I approached the walls of a half-ruined house; I took a stone. I also plucked a branch from the nearby olive tree and some figs. And when we crossed the road that led to the center of the village, the dogs barked. In the center, at the door of a small shop, the shop owner waved at us and invited us to sit down. The Greek came short of body. I asked him where he was from. I’m not here, he said, serving us uzo and a plate of white cheese. He was from the villages of Ioannina. When we were going out, I asked him for two cups of tea. I want them as a keepsake, I told him. He handed us a bunch of tea. Just two strands of tea, I told him. I will give them a bunch, insisted the Greek. We thanked him for the hospitality.
Before we got into the car, I took one more look at the upper part of the village. It seemed lifeless…! Completely desolate, abandoned, vuv…! The three high hills with the ruined houses on them. The silence that prevailed everywhere, the August heat, added to his dumbness. Where’s the horse, I almost called again. The white horse, which neighed the night when Selman was killed, surrounded by Zervists. Where is his grave? What about other graves? … Where are the graves of my ancestors? Answer you, ruined houses. Where are the graves? Looking for graves…?! My dead I seek. Don’t hide them from me.

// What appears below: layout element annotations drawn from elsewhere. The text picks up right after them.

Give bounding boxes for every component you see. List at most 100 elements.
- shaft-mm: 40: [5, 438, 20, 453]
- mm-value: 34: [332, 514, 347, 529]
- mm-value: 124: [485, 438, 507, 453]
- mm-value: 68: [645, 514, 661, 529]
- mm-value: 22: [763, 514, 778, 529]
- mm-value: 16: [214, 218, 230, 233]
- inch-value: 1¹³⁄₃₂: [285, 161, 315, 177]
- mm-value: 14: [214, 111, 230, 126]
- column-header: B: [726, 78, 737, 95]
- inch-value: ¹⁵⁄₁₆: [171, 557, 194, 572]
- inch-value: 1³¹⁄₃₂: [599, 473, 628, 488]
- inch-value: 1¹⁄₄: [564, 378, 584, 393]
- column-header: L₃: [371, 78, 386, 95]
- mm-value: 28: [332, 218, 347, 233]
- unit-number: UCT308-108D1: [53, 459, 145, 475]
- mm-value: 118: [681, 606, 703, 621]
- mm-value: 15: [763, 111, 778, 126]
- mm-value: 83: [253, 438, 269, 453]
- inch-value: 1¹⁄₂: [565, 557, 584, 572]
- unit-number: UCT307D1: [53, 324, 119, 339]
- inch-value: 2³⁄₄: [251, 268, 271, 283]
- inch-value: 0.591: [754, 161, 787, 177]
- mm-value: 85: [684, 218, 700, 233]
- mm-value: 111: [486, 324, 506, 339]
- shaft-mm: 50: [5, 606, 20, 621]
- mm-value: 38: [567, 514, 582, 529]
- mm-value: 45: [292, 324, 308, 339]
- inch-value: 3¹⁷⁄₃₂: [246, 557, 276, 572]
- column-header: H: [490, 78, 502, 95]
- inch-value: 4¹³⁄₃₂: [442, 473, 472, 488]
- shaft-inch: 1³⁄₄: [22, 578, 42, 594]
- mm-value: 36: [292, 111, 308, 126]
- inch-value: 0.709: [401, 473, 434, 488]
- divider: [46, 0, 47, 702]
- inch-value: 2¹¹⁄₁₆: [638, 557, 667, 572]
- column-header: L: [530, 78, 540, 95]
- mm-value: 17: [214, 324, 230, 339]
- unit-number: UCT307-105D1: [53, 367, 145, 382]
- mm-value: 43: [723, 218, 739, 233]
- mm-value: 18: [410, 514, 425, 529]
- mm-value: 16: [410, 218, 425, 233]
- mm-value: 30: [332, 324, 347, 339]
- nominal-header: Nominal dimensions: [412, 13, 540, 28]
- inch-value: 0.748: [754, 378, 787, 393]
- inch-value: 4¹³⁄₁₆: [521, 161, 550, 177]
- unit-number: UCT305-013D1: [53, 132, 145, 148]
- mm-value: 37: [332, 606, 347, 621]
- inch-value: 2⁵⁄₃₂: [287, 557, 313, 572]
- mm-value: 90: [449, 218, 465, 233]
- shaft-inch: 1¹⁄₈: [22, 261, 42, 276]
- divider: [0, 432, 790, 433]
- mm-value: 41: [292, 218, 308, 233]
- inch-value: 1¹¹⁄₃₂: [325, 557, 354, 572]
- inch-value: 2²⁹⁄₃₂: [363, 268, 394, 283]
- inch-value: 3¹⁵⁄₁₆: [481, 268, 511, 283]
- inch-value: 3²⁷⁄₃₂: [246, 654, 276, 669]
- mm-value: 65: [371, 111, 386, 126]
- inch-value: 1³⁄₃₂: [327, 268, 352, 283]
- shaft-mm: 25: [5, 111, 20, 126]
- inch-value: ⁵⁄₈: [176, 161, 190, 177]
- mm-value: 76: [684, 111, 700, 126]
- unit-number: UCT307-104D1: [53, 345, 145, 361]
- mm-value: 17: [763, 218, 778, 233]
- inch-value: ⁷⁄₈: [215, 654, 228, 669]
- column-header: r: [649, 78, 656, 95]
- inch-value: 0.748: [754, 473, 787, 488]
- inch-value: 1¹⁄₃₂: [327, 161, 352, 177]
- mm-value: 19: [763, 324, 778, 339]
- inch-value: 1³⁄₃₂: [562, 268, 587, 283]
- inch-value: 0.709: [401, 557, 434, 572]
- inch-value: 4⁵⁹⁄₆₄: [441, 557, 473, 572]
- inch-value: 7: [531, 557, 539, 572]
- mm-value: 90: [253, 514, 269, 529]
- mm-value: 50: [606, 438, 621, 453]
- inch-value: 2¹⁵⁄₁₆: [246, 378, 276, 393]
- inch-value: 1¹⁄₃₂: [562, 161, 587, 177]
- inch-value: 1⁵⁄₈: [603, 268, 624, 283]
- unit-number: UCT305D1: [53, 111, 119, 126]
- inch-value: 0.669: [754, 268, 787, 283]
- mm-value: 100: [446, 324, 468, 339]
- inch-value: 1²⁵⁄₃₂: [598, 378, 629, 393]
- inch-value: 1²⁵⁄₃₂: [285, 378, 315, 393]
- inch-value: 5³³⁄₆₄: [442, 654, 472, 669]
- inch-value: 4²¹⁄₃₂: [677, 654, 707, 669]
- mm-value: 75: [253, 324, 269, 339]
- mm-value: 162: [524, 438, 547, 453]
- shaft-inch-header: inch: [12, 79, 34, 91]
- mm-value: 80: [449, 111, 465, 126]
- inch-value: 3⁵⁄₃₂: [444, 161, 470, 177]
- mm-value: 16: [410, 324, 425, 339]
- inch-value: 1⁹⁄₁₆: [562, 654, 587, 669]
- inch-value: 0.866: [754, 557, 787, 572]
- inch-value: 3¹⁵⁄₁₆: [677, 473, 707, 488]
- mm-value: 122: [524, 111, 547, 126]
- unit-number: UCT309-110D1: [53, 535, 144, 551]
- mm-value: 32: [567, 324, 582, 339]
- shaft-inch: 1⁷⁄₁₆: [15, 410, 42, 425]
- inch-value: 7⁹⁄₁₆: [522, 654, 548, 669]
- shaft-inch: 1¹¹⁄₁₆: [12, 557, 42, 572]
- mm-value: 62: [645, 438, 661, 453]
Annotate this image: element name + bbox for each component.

Don’t hide my roots from me…! I’m looking for roots…! The roots…?!
Don’t hide my roots…! But… Spatari burned from the August sun, in his solitude. Suspended, like a thin mist, was the burning longing for those who had left him. And I don’t know why I remembered the words that Nuja, the daughter of the Mufti of Filat, often tells me: “The dream led me to your village…! Turn on the oven and bake bread…! And I gather Selamni, Emini, Zelua, Nesua, Fahrua…! And eat and eat cornbread with them. When I get sleepy, I look full. The dream leads me to your misty garden, then leads me to the great room. I open the window and see Corfu”.

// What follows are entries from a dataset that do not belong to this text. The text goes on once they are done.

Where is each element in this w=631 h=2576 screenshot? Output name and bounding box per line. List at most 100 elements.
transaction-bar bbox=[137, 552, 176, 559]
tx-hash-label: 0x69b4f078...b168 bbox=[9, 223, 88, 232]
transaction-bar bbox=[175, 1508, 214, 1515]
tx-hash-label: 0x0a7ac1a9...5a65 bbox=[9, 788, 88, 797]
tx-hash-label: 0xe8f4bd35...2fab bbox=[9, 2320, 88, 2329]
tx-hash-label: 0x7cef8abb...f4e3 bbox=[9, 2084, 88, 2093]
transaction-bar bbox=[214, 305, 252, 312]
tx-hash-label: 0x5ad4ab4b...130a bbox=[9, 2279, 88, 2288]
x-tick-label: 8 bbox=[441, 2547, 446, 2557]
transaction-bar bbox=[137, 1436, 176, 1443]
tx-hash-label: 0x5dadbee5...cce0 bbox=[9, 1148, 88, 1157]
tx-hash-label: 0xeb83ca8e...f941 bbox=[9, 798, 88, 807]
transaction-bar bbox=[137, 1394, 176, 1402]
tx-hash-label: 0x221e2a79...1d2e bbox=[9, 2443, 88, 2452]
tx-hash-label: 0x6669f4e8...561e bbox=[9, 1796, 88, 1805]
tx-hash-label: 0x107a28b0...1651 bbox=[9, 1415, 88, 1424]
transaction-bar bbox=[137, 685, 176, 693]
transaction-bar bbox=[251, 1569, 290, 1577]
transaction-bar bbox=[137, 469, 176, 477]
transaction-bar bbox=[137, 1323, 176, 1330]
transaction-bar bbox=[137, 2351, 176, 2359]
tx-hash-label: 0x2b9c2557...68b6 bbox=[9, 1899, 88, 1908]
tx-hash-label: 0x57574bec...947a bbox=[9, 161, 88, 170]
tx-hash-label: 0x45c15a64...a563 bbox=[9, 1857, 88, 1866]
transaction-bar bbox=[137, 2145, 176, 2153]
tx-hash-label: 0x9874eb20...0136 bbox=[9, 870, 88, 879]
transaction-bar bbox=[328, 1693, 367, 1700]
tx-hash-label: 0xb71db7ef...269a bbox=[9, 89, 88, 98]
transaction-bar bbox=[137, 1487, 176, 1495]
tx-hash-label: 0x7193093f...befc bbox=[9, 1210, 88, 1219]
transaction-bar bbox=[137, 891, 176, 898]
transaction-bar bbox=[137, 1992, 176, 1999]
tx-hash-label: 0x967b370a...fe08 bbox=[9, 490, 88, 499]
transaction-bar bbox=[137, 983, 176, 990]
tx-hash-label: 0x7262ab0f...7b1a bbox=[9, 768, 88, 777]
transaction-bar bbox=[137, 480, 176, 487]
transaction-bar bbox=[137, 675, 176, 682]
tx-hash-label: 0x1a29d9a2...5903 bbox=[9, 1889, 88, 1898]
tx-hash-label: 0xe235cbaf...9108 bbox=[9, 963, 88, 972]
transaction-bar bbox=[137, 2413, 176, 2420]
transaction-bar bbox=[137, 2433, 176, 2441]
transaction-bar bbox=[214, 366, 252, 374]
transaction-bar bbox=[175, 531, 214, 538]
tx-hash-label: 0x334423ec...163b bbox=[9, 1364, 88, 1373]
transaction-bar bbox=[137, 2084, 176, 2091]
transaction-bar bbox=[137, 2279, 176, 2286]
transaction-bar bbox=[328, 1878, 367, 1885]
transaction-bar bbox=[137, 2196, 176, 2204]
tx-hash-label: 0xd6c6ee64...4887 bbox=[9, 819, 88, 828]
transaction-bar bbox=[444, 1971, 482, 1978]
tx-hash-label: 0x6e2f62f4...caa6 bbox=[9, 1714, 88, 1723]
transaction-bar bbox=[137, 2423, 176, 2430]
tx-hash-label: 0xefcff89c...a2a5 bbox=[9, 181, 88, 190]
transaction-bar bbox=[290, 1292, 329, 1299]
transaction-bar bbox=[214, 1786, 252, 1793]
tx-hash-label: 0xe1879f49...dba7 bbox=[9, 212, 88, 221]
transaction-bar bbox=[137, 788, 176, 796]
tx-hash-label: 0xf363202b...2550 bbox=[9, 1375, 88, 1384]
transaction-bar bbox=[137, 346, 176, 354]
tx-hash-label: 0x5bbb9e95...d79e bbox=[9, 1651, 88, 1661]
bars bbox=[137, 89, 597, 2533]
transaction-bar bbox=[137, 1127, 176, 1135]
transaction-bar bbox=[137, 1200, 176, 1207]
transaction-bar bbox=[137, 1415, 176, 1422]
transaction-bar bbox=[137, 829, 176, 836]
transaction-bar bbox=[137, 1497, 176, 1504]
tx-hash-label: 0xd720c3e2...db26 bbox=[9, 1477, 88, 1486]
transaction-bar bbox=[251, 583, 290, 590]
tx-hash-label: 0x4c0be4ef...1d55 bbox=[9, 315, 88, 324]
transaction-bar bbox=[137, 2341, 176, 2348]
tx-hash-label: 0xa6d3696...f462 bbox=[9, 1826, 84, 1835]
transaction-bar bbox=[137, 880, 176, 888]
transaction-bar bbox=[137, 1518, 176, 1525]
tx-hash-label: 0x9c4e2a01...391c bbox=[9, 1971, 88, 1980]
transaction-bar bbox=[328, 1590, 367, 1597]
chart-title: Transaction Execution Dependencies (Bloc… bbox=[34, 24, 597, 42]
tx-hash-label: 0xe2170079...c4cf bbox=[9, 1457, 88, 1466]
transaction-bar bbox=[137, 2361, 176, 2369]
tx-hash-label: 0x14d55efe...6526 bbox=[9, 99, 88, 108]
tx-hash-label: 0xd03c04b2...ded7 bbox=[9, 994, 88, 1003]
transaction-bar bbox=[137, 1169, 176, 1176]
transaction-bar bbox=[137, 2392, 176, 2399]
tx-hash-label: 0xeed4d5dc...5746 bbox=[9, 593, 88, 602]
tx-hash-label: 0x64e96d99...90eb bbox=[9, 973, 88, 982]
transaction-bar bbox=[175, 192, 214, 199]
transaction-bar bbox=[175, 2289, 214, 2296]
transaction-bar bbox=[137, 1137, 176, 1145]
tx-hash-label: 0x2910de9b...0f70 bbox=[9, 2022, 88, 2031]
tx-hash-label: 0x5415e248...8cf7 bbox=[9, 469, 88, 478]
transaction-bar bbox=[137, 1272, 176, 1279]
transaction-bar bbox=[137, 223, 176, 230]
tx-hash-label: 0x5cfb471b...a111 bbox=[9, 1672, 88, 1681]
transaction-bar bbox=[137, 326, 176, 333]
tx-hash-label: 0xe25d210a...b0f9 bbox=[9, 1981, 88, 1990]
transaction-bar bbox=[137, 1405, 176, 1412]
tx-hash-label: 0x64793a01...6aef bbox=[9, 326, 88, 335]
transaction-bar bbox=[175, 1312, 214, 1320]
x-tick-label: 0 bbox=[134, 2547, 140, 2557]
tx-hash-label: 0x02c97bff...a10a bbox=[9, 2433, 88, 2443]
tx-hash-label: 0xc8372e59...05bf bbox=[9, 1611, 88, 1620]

With these imaginations we entered Filat, where we meet people who speak our language so beautifully.
– We know your cousins…! We had friendship with them.
– Say hello.
– Nephew of Xaviz? Your grandfather had a box…!
– Does Hiseni live? I knew Hiseni…!
– We see them in our dreams and talk to them…!
We see them in a dream…! For so many years we have been dreaming of houses, olive trees, roads, fields, graves, Çameri…! We leave Filati and take the road to Gumenica. Villages again…! Road to Paramithi…! The road to Preveza…! The way to…! In my hands I hold the stone and the olive branch I got in Spatar. Am I really in Chameri? Or maybe I’m dreaming…! The Chama land is scorched by the heat of August and seasonal birds fly over its spaces. Spatar’s stone warms my hands.